Thursday, January 19, 2006
82 Million Birders!
There's that number again - 82 million "birders" in the United States.
Pardon the following gross approximation. The population of the United States is something like 300 million, making about 27% of us "birders" according to the above number. If we use this percentage against the population of Madison (around 200,000) we should have roughly 50,000 birders (the population of Dane County is closer to 453,000).
Come spring migration, when faithful birders hit the field in earnest, I can go to any number of a dozen or so birding "hot spots" in the Madison area and be lucky to find 5 to 20 birders who are actually doing what I consider birding to be. Now, we don't all necessarily go birding on the same day, same time of day or same place but the question stands - where are all these described birders?

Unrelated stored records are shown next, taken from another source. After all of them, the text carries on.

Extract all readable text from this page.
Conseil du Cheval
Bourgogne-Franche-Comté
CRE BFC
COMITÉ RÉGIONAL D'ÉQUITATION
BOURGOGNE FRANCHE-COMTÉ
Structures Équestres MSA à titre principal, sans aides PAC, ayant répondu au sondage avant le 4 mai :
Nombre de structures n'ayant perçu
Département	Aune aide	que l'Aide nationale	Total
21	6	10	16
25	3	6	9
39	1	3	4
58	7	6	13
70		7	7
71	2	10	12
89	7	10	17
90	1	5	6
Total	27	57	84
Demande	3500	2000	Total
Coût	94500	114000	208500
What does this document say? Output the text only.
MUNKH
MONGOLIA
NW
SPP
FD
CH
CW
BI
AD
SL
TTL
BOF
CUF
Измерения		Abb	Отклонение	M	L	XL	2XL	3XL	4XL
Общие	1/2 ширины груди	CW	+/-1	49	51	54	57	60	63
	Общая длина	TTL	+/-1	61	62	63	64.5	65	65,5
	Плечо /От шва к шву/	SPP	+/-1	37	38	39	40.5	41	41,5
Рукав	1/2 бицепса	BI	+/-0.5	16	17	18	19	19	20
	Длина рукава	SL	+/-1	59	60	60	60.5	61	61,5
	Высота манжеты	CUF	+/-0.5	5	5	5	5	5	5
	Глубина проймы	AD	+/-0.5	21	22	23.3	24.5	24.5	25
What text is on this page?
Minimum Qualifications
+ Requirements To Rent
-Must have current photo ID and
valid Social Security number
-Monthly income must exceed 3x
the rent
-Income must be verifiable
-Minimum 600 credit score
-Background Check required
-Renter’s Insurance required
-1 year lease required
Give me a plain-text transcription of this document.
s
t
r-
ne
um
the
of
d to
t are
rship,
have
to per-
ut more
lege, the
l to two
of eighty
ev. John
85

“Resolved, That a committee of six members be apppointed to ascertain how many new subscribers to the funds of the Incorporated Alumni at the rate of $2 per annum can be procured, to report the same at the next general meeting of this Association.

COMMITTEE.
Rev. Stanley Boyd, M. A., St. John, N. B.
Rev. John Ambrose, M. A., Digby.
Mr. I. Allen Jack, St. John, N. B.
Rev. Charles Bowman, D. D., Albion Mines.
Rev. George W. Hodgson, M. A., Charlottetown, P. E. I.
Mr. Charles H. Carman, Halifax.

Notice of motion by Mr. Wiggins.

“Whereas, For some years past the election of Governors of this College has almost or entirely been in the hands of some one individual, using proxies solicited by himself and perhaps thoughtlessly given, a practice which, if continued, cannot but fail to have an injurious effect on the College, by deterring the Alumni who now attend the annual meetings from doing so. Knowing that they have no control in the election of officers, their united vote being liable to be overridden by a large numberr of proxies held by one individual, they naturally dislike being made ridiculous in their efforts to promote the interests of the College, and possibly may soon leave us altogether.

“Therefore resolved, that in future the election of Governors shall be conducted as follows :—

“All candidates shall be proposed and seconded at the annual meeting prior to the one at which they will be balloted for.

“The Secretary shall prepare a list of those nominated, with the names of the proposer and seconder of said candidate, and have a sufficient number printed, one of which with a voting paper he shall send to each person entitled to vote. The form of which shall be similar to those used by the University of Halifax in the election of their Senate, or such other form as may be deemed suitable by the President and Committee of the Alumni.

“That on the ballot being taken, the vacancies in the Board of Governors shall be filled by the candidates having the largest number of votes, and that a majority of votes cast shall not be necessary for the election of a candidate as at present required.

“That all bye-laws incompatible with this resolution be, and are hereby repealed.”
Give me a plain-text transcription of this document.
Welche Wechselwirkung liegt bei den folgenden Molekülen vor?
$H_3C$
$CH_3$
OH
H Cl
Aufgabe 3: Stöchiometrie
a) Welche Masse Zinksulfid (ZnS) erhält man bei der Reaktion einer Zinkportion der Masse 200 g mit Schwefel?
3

Are there 50,000 people who watch or feed backyard birds in Madison? Perhaps, yes. Both my in-laws and my parents put out feeders and occasionally report what they've been seeing in their backyard to me, but they wouldn't categorize themselves birders or what they're doing as birding. Nor are they predisposed to follow news about birds, birding, conservation and environment issues concerning birds. Not that you have to do that to be a birder, but the vast majority of people I consider to be birders seem to keep themselves well informed on such issues.
Well, naturally, there will be very little consensus defining "birder," but the Bird Watcher's Companion provides at least this one:
Birder (birding). A relatively new term that has become popular as an alternative to "birdwatcher" with its unflattering (to some) overtones of passivity, eccentricity, frivolity, and even effeminacy. A birder is one who "birds" or "goes birding" in a serious and energetic manner, whether to hone his or her field-identification skills or to amass an impressive list.
There's just no way there are 82 million people in the United States who do what we know we're talking about when we say birder or birding. As a political force, I think it's a far smaller number, perhaps still in the millions, but it isn't 27% of the US population. As a consumer force, if you buy a pair of binoculars and look at a few birds once in a while...you're a birder.